The aha moment came when a pair of parts salesmen dressed in business suits knocked on the front door and asked to speak to Mr. Garner Holt.

“My grandmother told them, ‘He’s out in the backyard working on his bicycle,’ ” Holt said. “Here I am in bare feet with my shirt off and these guys are trying to sell me parts.”

In 1977, the 16-year-old businessman incorporated Garner Holt Productions, installing himself as president and chief executive.

Around that time Holt made a video of Uncle Sam in action and on a lark his friends persuaded him to send the tape to Imagineering.
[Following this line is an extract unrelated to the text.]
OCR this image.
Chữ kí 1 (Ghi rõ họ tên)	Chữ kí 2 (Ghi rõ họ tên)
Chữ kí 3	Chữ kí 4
Made out of fence posts and cobbled-together parts, the amateur animatronic moved in 28 lifelike ways.

Soon enough, the phone rang. Holt’s mom answered and told her son that somebody from Disney was on the phone. The teen was certain his friends were playing a prank on him. But they weren’t. The folks at Imagineering had watched his video and were impressed. They wanted to come out to the house and see Uncle Sam for themselves.

Advertisement

Holt was nervous when the team from Disney showed up, but his apprehension turned to disbelief when he shook hands with his personal hero, Wathel Rogers. Considered the father of audio-animatronics, Rogers pioneered the groundbreaking technology while working at Disney in the 1950s and ‘60s. A commemorative window along Main Street USA pays tribute to Rogers’ contributions to Disneyland.

After milk and cookies in the living room, Holt took the imagineers out to the garage to demonstrate Uncle Sam’s abilities.

“When we were done I said, ‘I’ve given you a tour of my workshop, is there any chance I can come tour your workshop?’ ” Holt recalled.

At the time, Imagineering (then known as WED) and the MAPO animatronics division were busy working on Big Thunder Mountain Railroad at Disneyland and the upcoming Epcot theme park at Walt Disney World. After the tour of the secretive workshops, talk turned to job opportunities. The imagineers were impressed with Holt’s skill and drive, but encouraged him to stay in high school and go to college.

But at 16, Holt was tired of school. He decided to throw himself completely into his fledgling business.

“I figured I could always go back to school or go work for Disney,” Holt said.

Thirty-five years later, Garner Holt Productions now has more than 500 animatronics in attractions at nearly every Disney theme park around the globe -- from Buzz Lightyear Astro Blaster and Finding Nemo Submarine Voyage to Little Mermaid: Ariel’s Undersea Adventure and Radiator Springs Racers.

Advertisement

In 2012, Garner Holt Productions acquired the complete Disney animatronics parts inventory dating back more than 40 years. The 500,000-part former MAPO inventory includes components from Pirates of the Caribbean, Haunted Mansion, Great Moments with Mr. Lincoln and the Carousel of Progress. That means Garner Holt Productions now serves as the replacement parts manufacturer for Disney animatronics.

“I could never imagine where this company would take me, from my parents’ garage to the greatest theme parks in the world,” Holt said. “It’s been an incredible ride.”